Add FuseTosaTransposesPass with elementwise propagation by Ninja91 · Pull Request #18947 · pytorch/executorch

Ninja91 · 2026-04-16T16:37:53Z

Summary:
Part of the Ethos-U55/U85 optimization stack targeting -22.6% NPU cycle reduction on Wake EMG.

Adds FuseTosaTransposesPass that eliminates redundant TOSA TRANSPOSE operations through four optimizations:

Identity elimination — remove TRANSPOSE with identity permutation [0,1,2,3]
Inverse-pair cancellation — remove TRANSPOSE→TRANSPOSE pairs that compose to identity
Composition — fuse consecutive non-inverse TRANSPOSEs into a single TRANSPOSE
Propagation — move TRANSPOSE through layout-agnostic ops (RESCALE, elementwise) to enable more cancellations

The propagation pattern handles the common case where ToTosaMemoryFormatPass inserts TRANSPOSE pairs around view_copy rank boundaries, with RESCALE and elementwise ops in between:
TRANSPOSE(p) → RESCALE → relu → RESCALE → TRANSPOSE(inv(p)) → RESCALE → relu → RESCALE

For binary elementwise ops (ADD, MUL, SUB), propagation is safe only when the non-primary operand is broadcast-safe (scalar or 1-element tensor).

Impact

Combined with FuseConsecutiveRescalesPass (next diff), reduces total NPU cycles on Wake/U55 by 22.6%. TRANSPOSE elimination directly reduces TRANSPOSE HW ops and enables the RESCALE fusion pass to find more fusible pairs.

Reviewed By: davidxili

Differential Revision: D92901685

Summary: Part of the Ethos-U55/U85 optimization stack targeting -22.6% NPU cycle reduction on Wake EMG. Adds FuseTosaTransposesPass that eliminates redundant TOSA TRANSPOSE operations through four optimizations: 1. **Identity elimination** — remove TRANSPOSE with identity permutation [0,1,2,3] 2. **Inverse-pair cancellation** — remove TRANSPOSE→TRANSPOSE pairs that compose to identity 3. **Composition** — fuse consecutive non-inverse TRANSPOSEs into a single TRANSPOSE 4. **Propagation** — move TRANSPOSE through layout-agnostic ops (RESCALE, elementwise) to enable more cancellations The propagation pattern handles the common case where ToTosaMemoryFormatPass inserts TRANSPOSE pairs around view_copy rank boundaries, with RESCALE and elementwise ops in between: TRANSPOSE(p) → RESCALE → relu → RESCALE → TRANSPOSE(inv(p)) → RESCALE → relu → RESCALE For binary elementwise ops (ADD, MUL, SUB), propagation is safe only when the non-primary operand is broadcast-safe (scalar or 1-element tensor). ## Impact Combined with FuseConsecutiveRescalesPass (next diff), reduces total NPU cycles on Wake/U55 by 22.6%. TRANSPOSE elimination directly reduces TRANSPOSE HW ops and enables the RESCALE fusion pass to find more fusible pairs.

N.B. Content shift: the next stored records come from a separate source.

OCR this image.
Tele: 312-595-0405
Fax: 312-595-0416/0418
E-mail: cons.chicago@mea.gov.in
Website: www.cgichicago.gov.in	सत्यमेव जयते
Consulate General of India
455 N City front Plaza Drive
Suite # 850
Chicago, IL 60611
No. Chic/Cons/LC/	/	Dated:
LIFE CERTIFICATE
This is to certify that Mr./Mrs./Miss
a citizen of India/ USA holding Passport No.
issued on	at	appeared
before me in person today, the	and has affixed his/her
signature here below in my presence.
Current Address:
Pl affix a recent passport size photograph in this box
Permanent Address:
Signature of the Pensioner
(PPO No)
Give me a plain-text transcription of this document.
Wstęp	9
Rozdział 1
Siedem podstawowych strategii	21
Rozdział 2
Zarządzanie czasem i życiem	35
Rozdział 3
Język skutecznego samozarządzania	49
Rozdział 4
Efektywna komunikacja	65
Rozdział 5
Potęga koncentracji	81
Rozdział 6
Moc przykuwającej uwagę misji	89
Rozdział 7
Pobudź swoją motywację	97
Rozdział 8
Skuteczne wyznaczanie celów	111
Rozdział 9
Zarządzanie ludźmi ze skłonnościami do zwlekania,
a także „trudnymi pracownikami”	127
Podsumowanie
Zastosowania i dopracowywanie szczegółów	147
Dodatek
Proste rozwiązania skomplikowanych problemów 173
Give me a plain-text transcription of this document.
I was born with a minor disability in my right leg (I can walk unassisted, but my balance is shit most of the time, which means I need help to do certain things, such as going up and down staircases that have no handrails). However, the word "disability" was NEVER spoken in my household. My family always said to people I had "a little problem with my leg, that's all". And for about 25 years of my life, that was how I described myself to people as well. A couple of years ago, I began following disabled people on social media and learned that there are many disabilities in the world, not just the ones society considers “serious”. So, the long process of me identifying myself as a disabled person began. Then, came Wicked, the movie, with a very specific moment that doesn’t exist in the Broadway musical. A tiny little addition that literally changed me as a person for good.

Reviewed By: davidxili Differential Revision: D92901685

pytorch-bot · 2026-04-16T16:37:57Z

🔗 Helpful Links

🧪 See artifacts and rendered test results at hud.pytorch.org/pr/pytorch/executorch/18947

📄 Preview Python docs built from this PR

Note: Links to docs will display an error until the docs builds have been completed.

❗ 1 Active SEVs

There are 1 currently active SEVs. If your PR is affected, please view them below:

[CI[B200] Smoke test encounters CUDA Unknown error for dgxb200-03 and dgxb200-04

❌ 4 New Failures, 2 Unrelated Failures

As of commit aff53bf with merge base a489707 ():

NEW FAILURES - The following jobs have failed:

Cadence Build & Test / cpu-test / test-aot / test-aot (gh)
backends/cadence/aot/tests/test_replace_ops_passes.py::TestReplaceOpsPasses::test_replace_conv2d_with_linear
Lint / lintrunner (gh)
>>> Lint for backends/arm/test/passes/test_fuse_tosa_transposes.py:
Lint / lintrunner-mypy (gh)
>>> Lint for backends/arm/_passes/fuse_tosa_transposes_pass.py:
pull / unittest-arm-backend-with-no-deps (test_pytest_ops_tosa) / linux-job (gh)
RuntimeError: Command docker exec -t 296dc82e602f4b5af175ea1e5f252e7534f661307f7f8ed98c2b920214300075 /exec failed with exit code 1

BROKEN TRUNK - The following jobs failed but were present on the merge base:

👉 Rebase onto the `viable/strict` branch to avoid these failures

pull / unittest / windows / windows-job (gh) (trunk failure)
##[error]The operation was canceled.
pull / unittest-editable / windows / windows-job (gh) (trunk failure)
##[error]The operation was canceled.

This comment was automatically generated by Dr. CI and updates every 15 minutes.

meta-codesync · 2026-04-16T16:38:03Z

@Ninja91 has exported this pull request. If you are a Meta employee, you can view the originating Diff in D92901685.

github-actions · 2026-04-16T16:38:30Z

This PR needs a `release notes:` label

If your change should be included in the release notes (i.e. would users of this library care about this change?), please use a label starting with release notes:. This helps us keep track and include your important work in the next release notes.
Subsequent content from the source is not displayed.